Many studies have described MIE based on traditional parenchymal organ anatomy. This is the first study to describe MIE with a focus on PEL anatomy. Human lacuna anatomical study indicates that the PEL is a kind of soft tissue lacuna that is usually filled with loose connective tissue, nerves, blood vessels and lymphangion. Esophagectomy aims to achieve radical tumor resection and should also guarantee patient safety. For this to occur, the tissues and organs of the PEL should be properly treated during esophageal mobilization. These tissues and organs include the vagus nerve, bilateral RLNs, bilateral bronchial arteries, the azygos vein arch, the thoracic duct and the lymph nodes around the esophagus (group 2R, 2L, 4R, 7, 8U, 8M, 8L, 9R, 10R and 15 (AJCC & UICC)) [15, 16].
Combining published work on human lacuna anatomy with our clinical practice has enabled us to design a practical method for esophagus dissection. First, we chose to use the left lateral decubitus rather than the prone position [17–19], which was based on our experience in open esophagectomy. In the left lateral prone positon, it is difficult to mobilize the esophagus if it is located on the left side of the thoracic aorta, and sheltered by the spine and aorta. In the left lateral position with the bed inclined forward 30 degrees, we had good surgical vision and avoided this esophageal sheltering [20–23]. For clearer exposure of PEL tissues such as the nourishing arteries, nerves and lymph nodes, an artificial pneumothorax was used to expand the PEL facilitating radical resection and improving surgical safety [12, 24–26]. This is consistent with the role of an artificial pneumoperitoneum in surgeries involving the liver, stomach, intestine and kidney [8, 12, 13, 27]. Finally, we designed a sequence for dissection of different parts of the PEL. The middle and lower PEL (below the azygos vein arch) was dissected prior to the upper PEL (above the azygos vein arch), because the middle and lower PEL were bigger than the upper PEL. Several nourishing esophageal arteries in the posterior PEL (between the esophagus and spine) arise from the thoracic aorta. We dissected the posterior PEL before the anterior PEL (between the esophagus and pericardium) to decrease the possibility of bleeding.
After transection of the azygos vein arch, mobilization of the esophagus at its left side became easier while pulling up the gastric conduit in the following steps became safer. After ligation of the bilateral bronchial arteries, bleeding during dissection of the subcarinal lymph nodes and accidental bleeding after surgery would both decrease. We kept the lung branches of the vagus nerve to decrease posterior pulmonary complications. We avoided using electrically powered instruments near the RLNs to decrease posterior hoarseness. We preferred to modularly dissect lymph nodes in the PEL. We dissected some groups of esophageal lymph nodes including group 8M, 8L, 9R and 15 (Module 1) and group 8U and 4R (Module 2), which were easier than other groups of lymph nodes (Module 3, group 2R and Module 4, group 7). The most difficult procedure was to expose the left RLN, so we dissected lymph nodes along the left RLN (Module 5, group 2L) at the last step.
In our series of 147 consecutive patients, thoracoscopic esophagectomy was shown to be feasible with (group 2) or without (group 1) expanding the peri-esophageal space. Most operation features were better in group 2, while most postoperative complications were similar in the two groups. This showed that expanding the peri-esophageal space facilitates mobilization of the esophagus and dissection of the lymph nodes within mediastinum. The higher frequency of hoarseness complications in group 2 was thought to be because more lymph nodes were dissected in this group with the possibility of more nerve injury during lymph node dissection along both RLNs. The survival curve showed that one-year and three-year survival rates were better in group 2 although this was not statistically significant.

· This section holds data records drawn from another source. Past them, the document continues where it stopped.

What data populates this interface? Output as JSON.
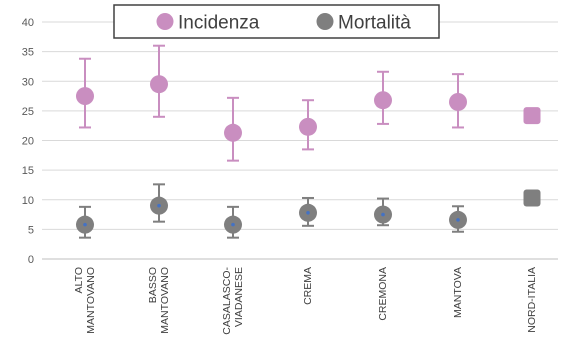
{
  "chart_data": {
    "type": "scatter",
    "title": "",
    "xlabel": "",
    "ylabel": "",
    "ylim": [
      0,
      40
    ],
    "yticks": [
      0,
      5,
      10,
      15,
      20,
      25,
      30,
      35,
      40
    ],
    "grid": true,
    "legend_position": "top",
    "categories": [
      [
        "ALTO",
        "MANTOVANO"
      ],
      [
        "BASSO",
        "MANTOVANO"
      ],
      [
        "CASALASCO-",
        "VIADANESE"
      ],
      [
        "CREMA"
      ],
      [
        "CREMONA"
      ],
      [
        "MANTOVA"
      ],
      [
        "NORD-ITALIA"
      ]
    ],
    "series": [
      {
        "name": "Incidenza",
        "color": "#c98ec0",
        "values": [
          27.5,
          29.5,
          21.3,
          22.3,
          26.8,
          26.5,
          24.2
        ],
        "lower": [
          22.2,
          24.0,
          16.6,
          18.5,
          22.8,
          22.2,
          null
        ],
        "upper": [
          33.8,
          36.0,
          27.2,
          26.8,
          31.6,
          31.2,
          null
        ]
      },
      {
        "name": "Mortalità",
        "color": "#7f7f7f",
        "values": [
          5.8,
          9.0,
          5.8,
          7.8,
          7.5,
          6.6,
          10.3
        ],
        "lower": [
          3.6,
          6.3,
          3.6,
          5.6,
          5.7,
          4.6,
          null
        ],
        "upper": [
          8.8,
          12.6,
          8.8,
          10.3,
          10.2,
          8.9,
          null
        ]
      }
    ]
  }
}
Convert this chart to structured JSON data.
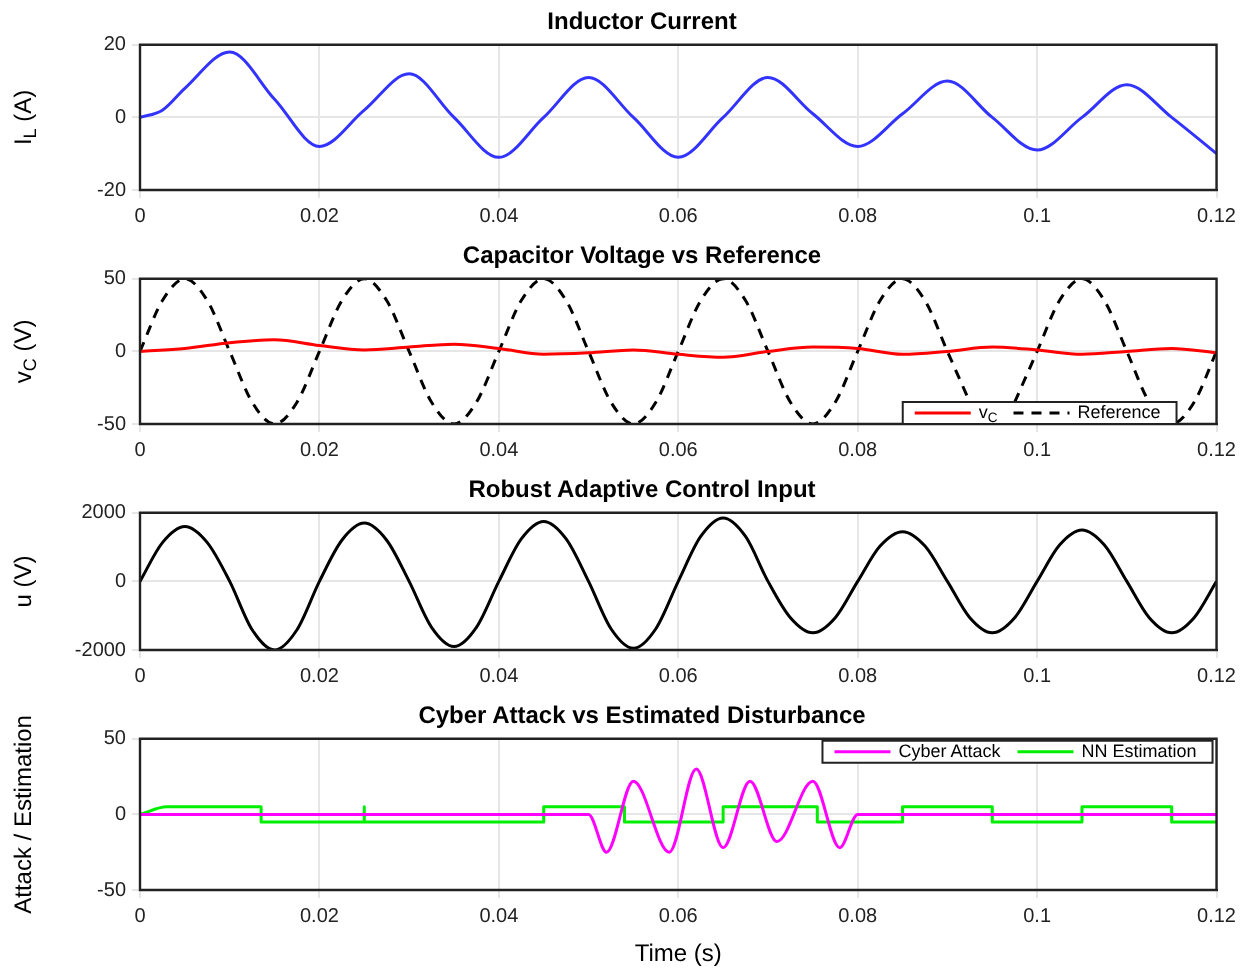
{
  "chart_data": [
    {
      "type": "line",
      "title": "Inductor Current",
      "ylabel": "I$_{L}$ (A)",
      "xlim": [
        0,
        0.12
      ],
      "xticks": [
        0,
        0.02,
        0.04,
        0.06,
        0.08,
        0.1,
        0.12
      ],
      "ylim": [
        -20,
        20
      ],
      "yticks": [
        -20,
        0,
        20
      ],
      "grid": true,
      "legend": false,
      "x": [
        0,
        0.0025,
        0.005,
        0.01,
        0.015,
        0.02,
        0.025,
        0.03,
        0.035,
        0.04,
        0.045,
        0.05,
        0.055,
        0.06,
        0.065,
        0.07,
        0.075,
        0.08,
        0.085,
        0.09,
        0.095,
        0.1,
        0.105,
        0.11,
        0.115,
        0.12
      ],
      "series": [
        {
          "color": "#3333ff",
          "values": [
            0,
            2,
            8,
            18,
            5,
            -8,
            2,
            12,
            0,
            -11,
            0,
            11,
            0,
            -11,
            0,
            11,
            1,
            -8,
            1,
            10,
            0,
            -9,
            0,
            9,
            0,
            -10
          ]
        }
      ]
    },
    {
      "type": "line",
      "title": "Capacitor Voltage vs Reference",
      "ylabel": "v$_{C}$ (V)",
      "xlim": [
        0,
        0.12
      ],
      "xticks": [
        0,
        0.02,
        0.04,
        0.06,
        0.08,
        0.1,
        0.12
      ],
      "ylim": [
        -50,
        50
      ],
      "yticks": [
        -50,
        0,
        50
      ],
      "grid": true,
      "legend": "bottom right",
      "series": [
        {
          "name": "v$_{C}$",
          "color": "#ff0000",
          "line_style": "solid",
          "x": [
            0,
            0.005,
            0.01,
            0.015,
            0.02,
            0.025,
            0.03,
            0.035,
            0.04,
            0.045,
            0.05,
            0.055,
            0.06,
            0.065,
            0.07,
            0.075,
            0.08,
            0.085,
            0.09,
            0.095,
            0.1,
            0.105,
            0.11,
            0.115,
            0.12
          ],
          "values": [
            0,
            2,
            6,
            8,
            4,
            1,
            3,
            5,
            2,
            -2,
            -1,
            1,
            -2,
            -4,
            0,
            3,
            2,
            -2,
            0,
            3,
            1,
            -2,
            0,
            2,
            -1
          ]
        },
        {
          "name": "Reference",
          "color": "#000000",
          "line_style": "dashed",
          "x": [
            0,
            0.0025,
            0.005,
            0.0075,
            0.01,
            0.0125,
            0.015,
            0.0175,
            0.02,
            0.0225,
            0.025,
            0.0275,
            0.03,
            0.0325,
            0.035,
            0.0375,
            0.04,
            0.0425,
            0.045,
            0.0475,
            0.05,
            0.0525,
            0.055,
            0.0575,
            0.06,
            0.0625,
            0.065,
            0.0675,
            0.07,
            0.0725,
            0.075,
            0.0775,
            0.08,
            0.0825,
            0.085,
            0.0875,
            0.09,
            0.0925,
            0.095,
            0.0975,
            0.1,
            0.1025,
            0.105,
            0.1075,
            0.11,
            0.1125,
            0.115,
            0.1175,
            0.12
          ],
          "values": [
            0,
            35,
            50,
            35,
            0,
            -35,
            -50,
            -35,
            0,
            35,
            50,
            35,
            0,
            -35,
            -50,
            -35,
            0,
            35,
            50,
            35,
            0,
            -35,
            -50,
            -35,
            0,
            35,
            50,
            35,
            0,
            -35,
            -50,
            -35,
            0,
            35,
            50,
            35,
            0,
            -35,
            null,
            -35,
            0,
            35,
            50,
            35,
            0,
            -35,
            -50,
            -35,
            0
          ]
        }
      ]
    },
    {
      "type": "line",
      "title": "Robust Adaptive Control Input",
      "ylabel": "u (V)",
      "xlim": [
        0,
        0.12
      ],
      "xticks": [
        0,
        0.02,
        0.04,
        0.06,
        0.08,
        0.1,
        0.12
      ],
      "ylim": [
        -2000,
        2000
      ],
      "yticks": [
        -2000,
        0,
        2000
      ],
      "grid": true,
      "legend": false,
      "x": [
        0,
        0.0025,
        0.005,
        0.0075,
        0.01,
        0.0125,
        0.015,
        0.0175,
        0.02,
        0.0225,
        0.025,
        0.0275,
        0.03,
        0.0325,
        0.035,
        0.0375,
        0.04,
        0.0425,
        0.045,
        0.0475,
        0.05,
        0.0525,
        0.055,
        0.0575,
        0.06,
        0.0625,
        0.065,
        0.0675,
        0.07,
        0.0725,
        0.075,
        0.0775,
        0.08,
        0.0825,
        0.085,
        0.0875,
        0.09,
        0.0925,
        0.095,
        0.0975,
        0.1,
        0.1025,
        0.105,
        0.1075,
        0.11,
        0.1125,
        0.115,
        0.1175,
        0.12
      ],
      "series": [
        {
          "color": "#000000",
          "values": [
            0,
            1130,
            1600,
            1130,
            0,
            -1410,
            -2000,
            -1410,
            0,
            1200,
            1700,
            1200,
            0,
            -1340,
            -1900,
            -1340,
            0,
            1240,
            1750,
            1240,
            0,
            -1380,
            -1950,
            -1380,
            0,
            1310,
            1850,
            1310,
            0,
            -1060,
            -1500,
            -1060,
            0,
            1030,
            1450,
            1030,
            0,
            -1060,
            -1500,
            -1060,
            0,
            1060,
            1500,
            1060,
            0,
            -1060,
            -1500,
            -1060,
            0
          ]
        }
      ]
    },
    {
      "type": "line",
      "title": "Cyber Attack vs Estimated Disturbance",
      "xlabel": "Time (s)",
      "ylabel": "Attack / Estimation",
      "xlim": [
        0,
        0.12
      ],
      "xticks": [
        0,
        0.02,
        0.04,
        0.06,
        0.08,
        0.1,
        0.12
      ],
      "ylim": [
        -50,
        50
      ],
      "yticks": [
        -50,
        0,
        50
      ],
      "grid": true,
      "legend": "top right",
      "series": [
        {
          "name": "Cyber Attack",
          "color": "#ff00ff",
          "x": [
            0,
            0.05,
            0.052,
            0.055,
            0.059,
            0.062,
            0.065,
            0.068,
            0.071,
            0.075,
            0.078,
            0.08,
            0.12
          ],
          "values": [
            0,
            0,
            -25,
            22,
            -25,
            30,
            -22,
            22,
            -18,
            22,
            -22,
            0,
            0
          ]
        },
        {
          "name": "NN Estimation",
          "color": "#00ee00",
          "x": [
            0,
            0.003,
            0.0135,
            0.0135,
            0.025,
            0.025,
            0.025,
            0.045,
            0.045,
            0.054,
            0.054,
            0.065,
            0.065,
            0.0755,
            0.0755,
            0.085,
            0.085,
            0.095,
            0.095,
            0.105,
            0.105,
            0.115,
            0.115,
            0.12
          ],
          "values": [
            0,
            5,
            5,
            -5,
            -5,
            5,
            -5,
            -5,
            5,
            5,
            -5,
            -5,
            5,
            5,
            -5,
            -5,
            5,
            5,
            -5,
            -5,
            5,
            5,
            -5,
            -5
          ]
        }
      ]
    }
  ]
}
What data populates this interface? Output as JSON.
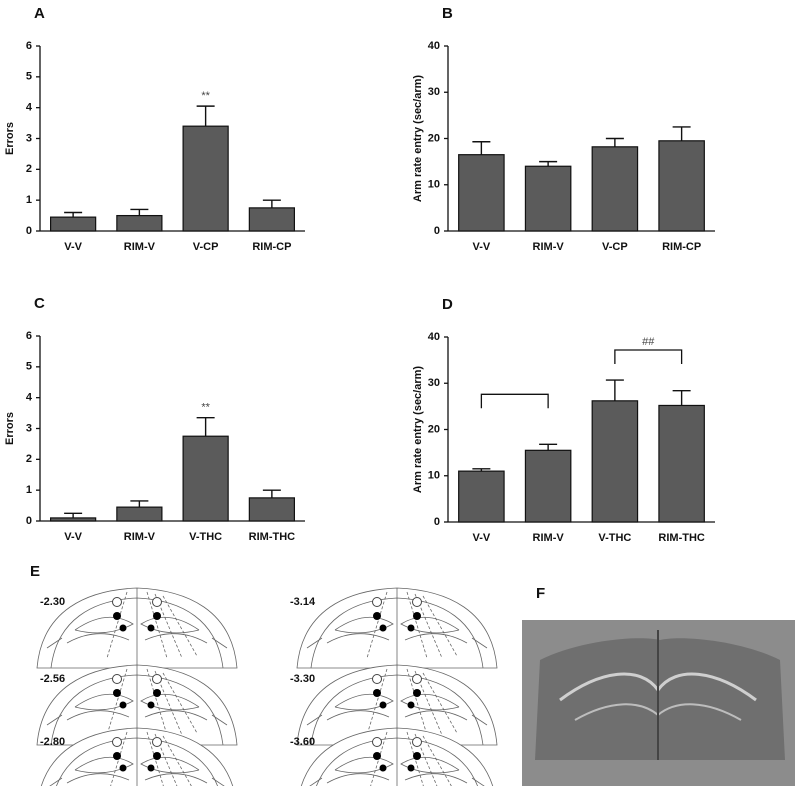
{
  "chart_data": [
    {
      "type": "bar",
      "title": "A",
      "y_label": "Errors",
      "categories": [
        "V-V",
        "RIM-V",
        "V-CP",
        "RIM-CP"
      ],
      "values": [
        0.45,
        0.5,
        3.4,
        0.75
      ],
      "errors": [
        0.15,
        0.2,
        0.65,
        0.25
      ],
      "color": "#5b5b5b",
      "ylim": [
        0,
        6
      ],
      "yticks": [
        0,
        1,
        2,
        3,
        4,
        5,
        6
      ],
      "annotations": [
        {
          "text": "**",
          "categories": [
            "V-CP"
          ]
        }
      ]
    },
    {
      "type": "bar",
      "title": "B",
      "y_label": "Arm rate entry (sec/arm)",
      "categories": [
        "V-V",
        "RIM-V",
        "V-CP",
        "RIM-CP"
      ],
      "values": [
        16.5,
        14,
        18.2,
        19.5
      ],
      "errors": [
        2.8,
        1,
        1.8,
        3
      ],
      "color": "#5b5b5b",
      "ylim": [
        0,
        40
      ],
      "yticks": [
        0,
        10,
        20,
        30,
        40
      ]
    },
    {
      "type": "bar",
      "title": "C",
      "y_label": "Errors",
      "categories": [
        "V-V",
        "RIM-V",
        "V-THC",
        "RIM-THC"
      ],
      "values": [
        0.1,
        0.45,
        2.75,
        0.75
      ],
      "errors": [
        0.15,
        0.2,
        0.6,
        0.25
      ],
      "color": "#5b5b5b",
      "ylim": [
        0,
        6
      ],
      "yticks": [
        0,
        1,
        2,
        3,
        4,
        5,
        6
      ],
      "annotations": [
        {
          "text": "**",
          "categories": [
            "V-THC"
          ]
        }
      ]
    },
    {
      "type": "bar",
      "title": "D",
      "y_label": "Arm rate entry (sec/arm)",
      "categories": [
        "V-V",
        "RIM-V",
        "V-THC",
        "RIM-THC"
      ],
      "values": [
        11,
        15.5,
        26.2,
        25.2
      ],
      "errors": [
        0.5,
        1.3,
        4.5,
        3.2
      ],
      "color": "#5b5b5b",
      "ylim": [
        0,
        40
      ],
      "yticks": [
        0,
        10,
        20,
        30,
        40
      ],
      "annotations": [
        {
          "categories": [
            "V-V",
            "RIM-V"
          ]
        },
        {
          "text": "##",
          "categories": [
            "V-THC",
            "RIM-THC"
          ]
        }
      ]
    }
  ],
  "panel_e": {
    "label": "E",
    "sections": [
      "-2.30",
      "-2.56",
      "-2.80",
      "-3.14",
      "-3.30",
      "-3.60"
    ]
  },
  "panel_f": {
    "label": "F"
  }
}
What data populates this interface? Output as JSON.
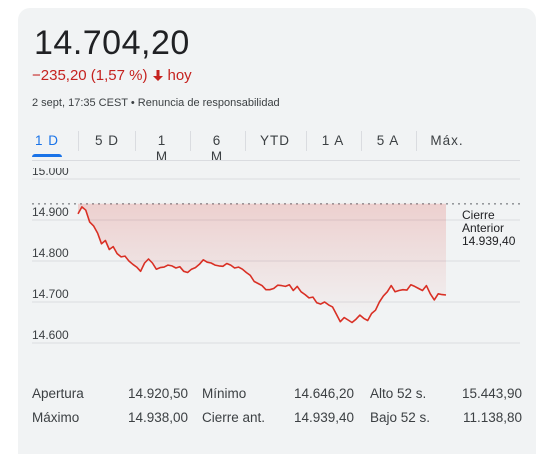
{
  "quote": {
    "price": "14.704,20",
    "change": "−235,20 (1,57 %)",
    "change_period": "hoy",
    "timestamp": "2 sept, 17:35 CEST",
    "separator": "•",
    "disclaimer": "Renuncia de responsabilidad",
    "down_color": "#c5221f",
    "accent_color": "#1a73e8"
  },
  "tabs": [
    {
      "label": "1 D",
      "active": true
    },
    {
      "label": "5 D",
      "active": false
    },
    {
      "label": "1 M",
      "active": false
    },
    {
      "label": "6 M",
      "active": false
    },
    {
      "label": "YTD",
      "active": false
    },
    {
      "label": "1 A",
      "active": false
    },
    {
      "label": "5 A",
      "active": false
    },
    {
      "label": "Máx.",
      "active": false
    }
  ],
  "chart_data": {
    "type": "line",
    "y_ticks": [
      "15.000",
      "14.900",
      "14.800",
      "14.700",
      "14.600"
    ],
    "y_tick_values": [
      15000,
      14900,
      14800,
      14700,
      14600
    ],
    "ylim": [
      14600,
      15000
    ],
    "grid": true,
    "line_color": "#d93025",
    "reference_line": {
      "value": 14939.4,
      "label_lines": [
        "Cierre",
        "Anterior",
        "14.939,40"
      ]
    },
    "series": [
      {
        "values": [
          14915,
          14932,
          14924,
          14895,
          14885,
          14868,
          14842,
          14850,
          14828,
          14835,
          14818,
          14810,
          14812,
          14800,
          14792,
          14785,
          14775,
          14795,
          14805,
          14795,
          14780,
          14784,
          14785,
          14790,
          14788,
          14783,
          14786,
          14775,
          14772,
          14780,
          14784,
          14792,
          14803,
          14797,
          14795,
          14790,
          14788,
          14787,
          14794,
          14790,
          14783,
          14785,
          14780,
          14772,
          14765,
          14750,
          14745,
          14740,
          14730,
          14730,
          14733,
          14741,
          14740,
          14738,
          14742,
          14728,
          14738,
          14725,
          14718,
          14710,
          14712,
          14698,
          14695,
          14700,
          14693,
          14688,
          14670,
          14652,
          14662,
          14656,
          14650,
          14658,
          14668,
          14660,
          14655,
          14672,
          14680,
          14700,
          14715,
          14725,
          14740,
          14725,
          14728,
          14730,
          14729,
          14742,
          14738,
          14733,
          14728,
          14740,
          14720,
          14705,
          14720,
          14718,
          14717
        ]
      }
    ]
  },
  "stats": [
    [
      {
        "label": "Apertura",
        "value": "14.920,50"
      },
      {
        "label": "Mínimo",
        "value": "14.646,20"
      },
      {
        "label": "Alto 52 s.",
        "value": "15.443,90"
      }
    ],
    [
      {
        "label": "Máximo",
        "value": "14.938,00"
      },
      {
        "label": "Cierre ant.",
        "value": "14.939,40"
      },
      {
        "label": "Bajo 52 s.",
        "value": "11.138,80"
      }
    ]
  ]
}
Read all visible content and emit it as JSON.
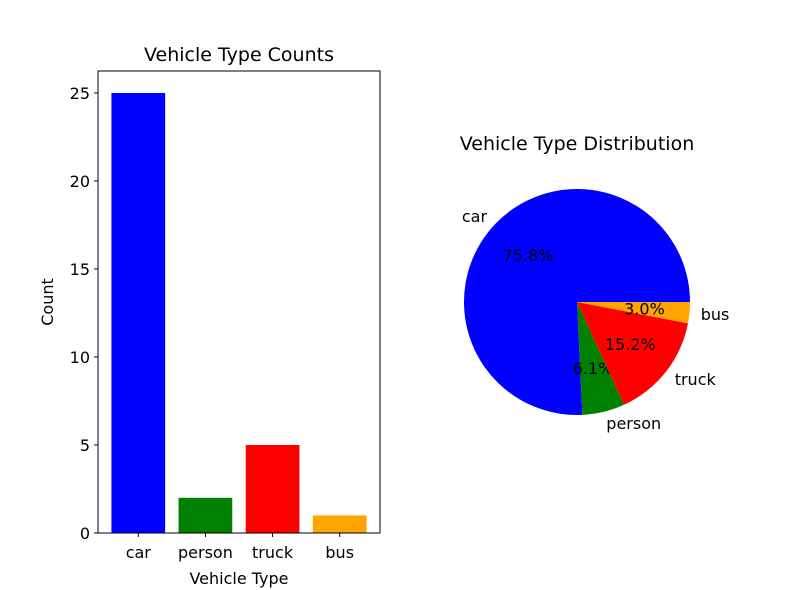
{
  "chart_data": [
    {
      "type": "bar",
      "title": "Vehicle Type Counts",
      "xlabel": "Vehicle Type",
      "ylabel": "Count",
      "categories": [
        "car",
        "person",
        "truck",
        "bus"
      ],
      "values": [
        25,
        2,
        5,
        1
      ],
      "colors": [
        "#0000ff",
        "#008000",
        "#ff0000",
        "#ffa500"
      ],
      "ylim": [
        0,
        26.25
      ],
      "yticks": [
        0,
        5,
        10,
        15,
        20,
        25
      ],
      "grid": false
    },
    {
      "type": "pie",
      "title": "Vehicle Type Distribution",
      "labels": [
        "car",
        "person",
        "truck",
        "bus"
      ],
      "values": [
        25,
        2,
        5,
        1
      ],
      "percent_labels": [
        "75.8%",
        "6.1%",
        "15.2%",
        "3.0%"
      ],
      "colors": [
        "#0000ff",
        "#008000",
        "#ff0000",
        "#ffa500"
      ]
    }
  ]
}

Our study has some limitations. First, we had a relatively small population in our study. Second, there were more patients with non-squamous carcinoma and more advanced disease staging in group 1. Third, more operations were performed earlier in group 1 than in group 2. Fourth, the surgeons’ experience might lead to bias. However, other studies have also shown advantages in terms of visibility and accessibility of the surgical field, with better subsequent surgical outcomes by expanding the PEL [26].